CARAMELIZED ONION HUMMUS
Low and Slow. Then Silky.
1
Caramelize onions 22–25 min, medium-low heat, no rush. Deglaze with 1 tbsp water in the last 5 min.
2
Blend chickpeas + tahini + garlic + lemon + olive oil for 2 full minutes. Stream in chickpea liquid until cloud-like.
3
Fold in ¾ of onions, pulse twice. Top with remaining onions, oil drizzle, smoked paprika.
4
Rest 30 min refrigerated before serving. Serve at room temp — the flavor deepens dramatically when it rests.
Serve with warm pita, crudités, or straight from the spoon. Keeps 5 days refrigerated.
LOBSTER ROLL DIP
The One People Ask You to Bring.
1
Soften cream cheese to room temp — 20 min out of fridge. Cold cream cheese makes lumpy dip.
2
Combine with sour cream, finely chopped lobster, lemon butter sauce, herbs, and Old Bay. Mix until smooth.
3
Add hot sauce. Season with white pepper + salt. Taste — it should be bright, savory, and slightly spicy.
4
Chill 10+ min before serving. Garnish with fresh chives and a sprinkle of Old Bay for color and crunch.
Best served with kettle chips, toasted baguette slices, or used directly as a spread on the lobster roll buns.
THE REFRESHER · SIDE DISH

Tajín Papaya with Lime, Honey & Mint

This is the dish that makes the whole plate sing. Papaya's natural sweetness is low-key — it needs acid, heat, and salt to wake it up. Lime does the acid work. Tajín handles the heat and salt. Honey rounds everything out. Fresh mint is non-negotiable. Don't skip it. It's what makes this feel like a vacation.

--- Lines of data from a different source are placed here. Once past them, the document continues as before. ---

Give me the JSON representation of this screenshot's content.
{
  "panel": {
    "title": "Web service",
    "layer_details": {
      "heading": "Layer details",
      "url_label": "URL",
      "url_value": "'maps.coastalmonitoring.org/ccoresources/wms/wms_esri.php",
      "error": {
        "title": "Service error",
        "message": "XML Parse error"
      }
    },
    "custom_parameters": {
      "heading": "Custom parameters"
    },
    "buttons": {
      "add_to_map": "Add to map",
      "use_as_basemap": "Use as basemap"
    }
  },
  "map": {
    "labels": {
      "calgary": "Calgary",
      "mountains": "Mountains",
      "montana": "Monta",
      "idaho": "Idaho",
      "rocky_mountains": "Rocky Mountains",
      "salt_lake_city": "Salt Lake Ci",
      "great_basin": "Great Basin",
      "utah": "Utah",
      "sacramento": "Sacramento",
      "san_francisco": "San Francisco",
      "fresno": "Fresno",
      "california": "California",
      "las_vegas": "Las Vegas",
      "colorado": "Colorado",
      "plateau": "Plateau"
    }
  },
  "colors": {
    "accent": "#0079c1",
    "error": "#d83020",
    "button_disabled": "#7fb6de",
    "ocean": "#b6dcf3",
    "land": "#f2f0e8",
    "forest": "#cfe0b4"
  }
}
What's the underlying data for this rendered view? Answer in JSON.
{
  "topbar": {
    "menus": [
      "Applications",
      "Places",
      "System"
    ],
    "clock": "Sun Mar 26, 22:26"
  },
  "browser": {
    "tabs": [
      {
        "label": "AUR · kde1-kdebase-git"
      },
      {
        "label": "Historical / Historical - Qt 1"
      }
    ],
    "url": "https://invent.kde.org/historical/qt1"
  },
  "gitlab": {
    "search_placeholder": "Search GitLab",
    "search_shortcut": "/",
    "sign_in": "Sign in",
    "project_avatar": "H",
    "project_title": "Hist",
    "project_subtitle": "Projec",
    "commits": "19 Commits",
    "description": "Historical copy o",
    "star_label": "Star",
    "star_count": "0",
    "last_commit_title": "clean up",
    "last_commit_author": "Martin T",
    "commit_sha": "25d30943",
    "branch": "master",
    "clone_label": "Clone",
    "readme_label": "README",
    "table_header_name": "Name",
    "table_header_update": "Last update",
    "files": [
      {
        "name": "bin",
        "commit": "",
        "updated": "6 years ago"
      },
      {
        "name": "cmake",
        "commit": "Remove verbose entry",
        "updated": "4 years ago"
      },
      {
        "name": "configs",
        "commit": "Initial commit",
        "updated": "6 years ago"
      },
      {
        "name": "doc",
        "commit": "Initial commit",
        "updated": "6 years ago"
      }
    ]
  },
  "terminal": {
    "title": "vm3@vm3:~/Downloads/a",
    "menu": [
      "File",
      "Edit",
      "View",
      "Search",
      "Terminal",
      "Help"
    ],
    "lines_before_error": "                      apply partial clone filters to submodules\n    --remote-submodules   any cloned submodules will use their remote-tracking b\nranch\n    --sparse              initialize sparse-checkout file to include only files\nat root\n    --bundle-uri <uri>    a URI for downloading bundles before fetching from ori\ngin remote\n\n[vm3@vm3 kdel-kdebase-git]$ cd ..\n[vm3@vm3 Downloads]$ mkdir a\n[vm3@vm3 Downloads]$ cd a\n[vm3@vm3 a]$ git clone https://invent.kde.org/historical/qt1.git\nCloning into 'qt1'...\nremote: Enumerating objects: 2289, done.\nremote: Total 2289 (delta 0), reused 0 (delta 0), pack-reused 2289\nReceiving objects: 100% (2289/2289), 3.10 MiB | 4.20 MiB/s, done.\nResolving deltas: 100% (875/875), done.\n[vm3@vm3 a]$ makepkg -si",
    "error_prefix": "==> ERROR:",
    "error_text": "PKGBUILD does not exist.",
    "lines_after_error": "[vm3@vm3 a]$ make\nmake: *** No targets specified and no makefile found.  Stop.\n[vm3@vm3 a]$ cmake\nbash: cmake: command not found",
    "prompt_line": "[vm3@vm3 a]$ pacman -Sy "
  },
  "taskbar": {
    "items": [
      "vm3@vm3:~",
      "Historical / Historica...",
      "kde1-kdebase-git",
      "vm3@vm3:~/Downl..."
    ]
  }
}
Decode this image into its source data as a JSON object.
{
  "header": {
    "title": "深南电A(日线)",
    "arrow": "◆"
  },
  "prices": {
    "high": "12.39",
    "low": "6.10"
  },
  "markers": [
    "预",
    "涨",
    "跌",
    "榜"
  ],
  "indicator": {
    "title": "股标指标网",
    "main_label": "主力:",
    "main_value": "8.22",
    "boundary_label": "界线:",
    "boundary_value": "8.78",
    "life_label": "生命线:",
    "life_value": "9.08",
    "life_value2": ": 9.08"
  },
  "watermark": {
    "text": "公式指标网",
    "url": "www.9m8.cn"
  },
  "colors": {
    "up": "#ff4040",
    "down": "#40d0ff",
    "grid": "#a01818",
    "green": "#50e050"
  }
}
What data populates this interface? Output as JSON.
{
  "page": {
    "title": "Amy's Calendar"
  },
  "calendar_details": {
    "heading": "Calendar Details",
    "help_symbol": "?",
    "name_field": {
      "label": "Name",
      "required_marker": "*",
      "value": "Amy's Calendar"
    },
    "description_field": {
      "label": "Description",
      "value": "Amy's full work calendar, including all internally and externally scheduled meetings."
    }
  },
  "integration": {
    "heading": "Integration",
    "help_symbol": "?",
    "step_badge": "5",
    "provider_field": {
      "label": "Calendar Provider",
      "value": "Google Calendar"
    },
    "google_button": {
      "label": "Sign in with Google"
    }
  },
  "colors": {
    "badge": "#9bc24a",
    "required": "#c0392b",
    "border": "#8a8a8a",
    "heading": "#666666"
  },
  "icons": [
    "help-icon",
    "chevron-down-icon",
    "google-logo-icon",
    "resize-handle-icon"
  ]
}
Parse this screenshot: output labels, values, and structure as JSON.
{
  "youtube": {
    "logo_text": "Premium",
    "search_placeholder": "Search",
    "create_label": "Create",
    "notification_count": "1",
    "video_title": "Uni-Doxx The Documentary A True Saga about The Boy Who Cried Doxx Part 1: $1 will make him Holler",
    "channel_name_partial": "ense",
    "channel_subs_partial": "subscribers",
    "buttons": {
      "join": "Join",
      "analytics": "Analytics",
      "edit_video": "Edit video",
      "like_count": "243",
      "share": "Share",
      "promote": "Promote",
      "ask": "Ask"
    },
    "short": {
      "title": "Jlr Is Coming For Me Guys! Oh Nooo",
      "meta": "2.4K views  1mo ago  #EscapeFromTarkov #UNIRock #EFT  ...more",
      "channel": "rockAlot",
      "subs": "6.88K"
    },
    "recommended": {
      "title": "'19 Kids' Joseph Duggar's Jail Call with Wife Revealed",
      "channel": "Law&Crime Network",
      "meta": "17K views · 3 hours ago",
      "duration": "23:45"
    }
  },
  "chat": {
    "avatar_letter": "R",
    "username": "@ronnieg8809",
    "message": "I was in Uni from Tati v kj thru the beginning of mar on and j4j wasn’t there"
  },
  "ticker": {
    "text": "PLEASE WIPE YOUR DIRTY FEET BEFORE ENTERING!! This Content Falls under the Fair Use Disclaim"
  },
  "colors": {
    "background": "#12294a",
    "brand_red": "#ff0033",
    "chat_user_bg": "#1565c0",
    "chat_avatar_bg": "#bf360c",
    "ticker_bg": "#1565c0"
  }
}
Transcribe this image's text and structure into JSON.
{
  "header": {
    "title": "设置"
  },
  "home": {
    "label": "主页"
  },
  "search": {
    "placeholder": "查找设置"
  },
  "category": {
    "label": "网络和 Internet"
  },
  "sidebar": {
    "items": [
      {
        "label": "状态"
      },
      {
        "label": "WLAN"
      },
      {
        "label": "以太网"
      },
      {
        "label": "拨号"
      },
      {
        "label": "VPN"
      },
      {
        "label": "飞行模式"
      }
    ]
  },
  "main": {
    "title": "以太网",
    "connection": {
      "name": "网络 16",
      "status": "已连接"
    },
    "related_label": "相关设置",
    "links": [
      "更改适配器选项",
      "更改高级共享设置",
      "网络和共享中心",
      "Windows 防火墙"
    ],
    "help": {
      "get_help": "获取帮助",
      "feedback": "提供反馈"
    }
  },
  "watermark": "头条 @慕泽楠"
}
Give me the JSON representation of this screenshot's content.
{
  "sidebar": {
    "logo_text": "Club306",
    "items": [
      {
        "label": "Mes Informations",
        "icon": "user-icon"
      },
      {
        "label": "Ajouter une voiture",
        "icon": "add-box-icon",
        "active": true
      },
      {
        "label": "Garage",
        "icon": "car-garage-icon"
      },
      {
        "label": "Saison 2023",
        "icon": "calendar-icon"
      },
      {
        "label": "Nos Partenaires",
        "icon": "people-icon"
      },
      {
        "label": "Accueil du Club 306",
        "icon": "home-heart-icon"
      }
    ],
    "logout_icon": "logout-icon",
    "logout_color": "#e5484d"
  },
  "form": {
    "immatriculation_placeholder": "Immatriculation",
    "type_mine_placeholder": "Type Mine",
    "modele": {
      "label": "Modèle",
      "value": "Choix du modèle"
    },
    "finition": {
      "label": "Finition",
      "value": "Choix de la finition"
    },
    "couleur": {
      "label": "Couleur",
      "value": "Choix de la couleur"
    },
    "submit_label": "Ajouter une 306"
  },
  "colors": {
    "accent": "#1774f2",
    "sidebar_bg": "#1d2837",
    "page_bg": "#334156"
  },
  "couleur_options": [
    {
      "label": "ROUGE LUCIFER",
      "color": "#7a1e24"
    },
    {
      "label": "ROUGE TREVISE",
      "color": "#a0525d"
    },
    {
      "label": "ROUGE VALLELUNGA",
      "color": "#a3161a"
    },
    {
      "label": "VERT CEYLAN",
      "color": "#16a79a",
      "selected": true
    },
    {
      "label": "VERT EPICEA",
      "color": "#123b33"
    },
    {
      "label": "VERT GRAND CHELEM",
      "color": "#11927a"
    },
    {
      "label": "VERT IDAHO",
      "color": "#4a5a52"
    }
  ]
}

Choose a papaya that yields slightly to pressure at the stem end — not mushy, but giving. A rock-hard papaya is flavorless. An overripe one is too sweet. You want the in-between. Slice thin for elegance, or thick spears if you want something you can eat with your hands.

Prep Time
5 Minutes
Best Served
Cold or Room Temp
Pairing
Alongside the rolls + dip
Key Flavor
Sweet · Citrus · Spice
FROM RIANA'S KITCHEN

"The food industry convinced us that clean ingredients and indulgent flavors can't coexist. I've spent the last decade proving that wrong — first in the lab, now at the stove. Swordfish, lobster, real butter, papaya, chickpeas. Every ingredient here has a reason to be on that plate. Nothing is filler. That's not just how I cook. That's how I build supply chains."

R
Riana Lynn (Ray)
Founder & CEO, Journey AI · MIT TR35 · WEF Tech Pioneer
Serving the Plate

How to Plate This Lunch Right

Presentation is part of the meal. Here's how to build the plate so it reads — and eats — like a full experience.

🌊
The Anchor
Spread the onion hummus across one-third of the plate or board in a long, swooping motion. This is your base. It grounds everything visually and makes the plate feel generous.
🦞
The Star
Place the lobster roll — piled high — next to the hummus. Lay the lemon butter swordfish pieces alongside or stacked over the roll for height. Extra sauce spooned over the top.
🪴
The Freshness
Fan papaya spears across the opposite side — their orange is the color contrast that makes everything else pop. Tuck the lobster dip in a small bowl nestled into the hummus side.
FINISHING TOUCHES
Fresh chives and parsley over the roll and swordfish. Extra lemon wedge on the side — always. A final pinch of flaky salt over everything right before it hits the table. A cold sparkling water with citrus or a crisp Sauvignon Blanc alongside. This lunch is ready.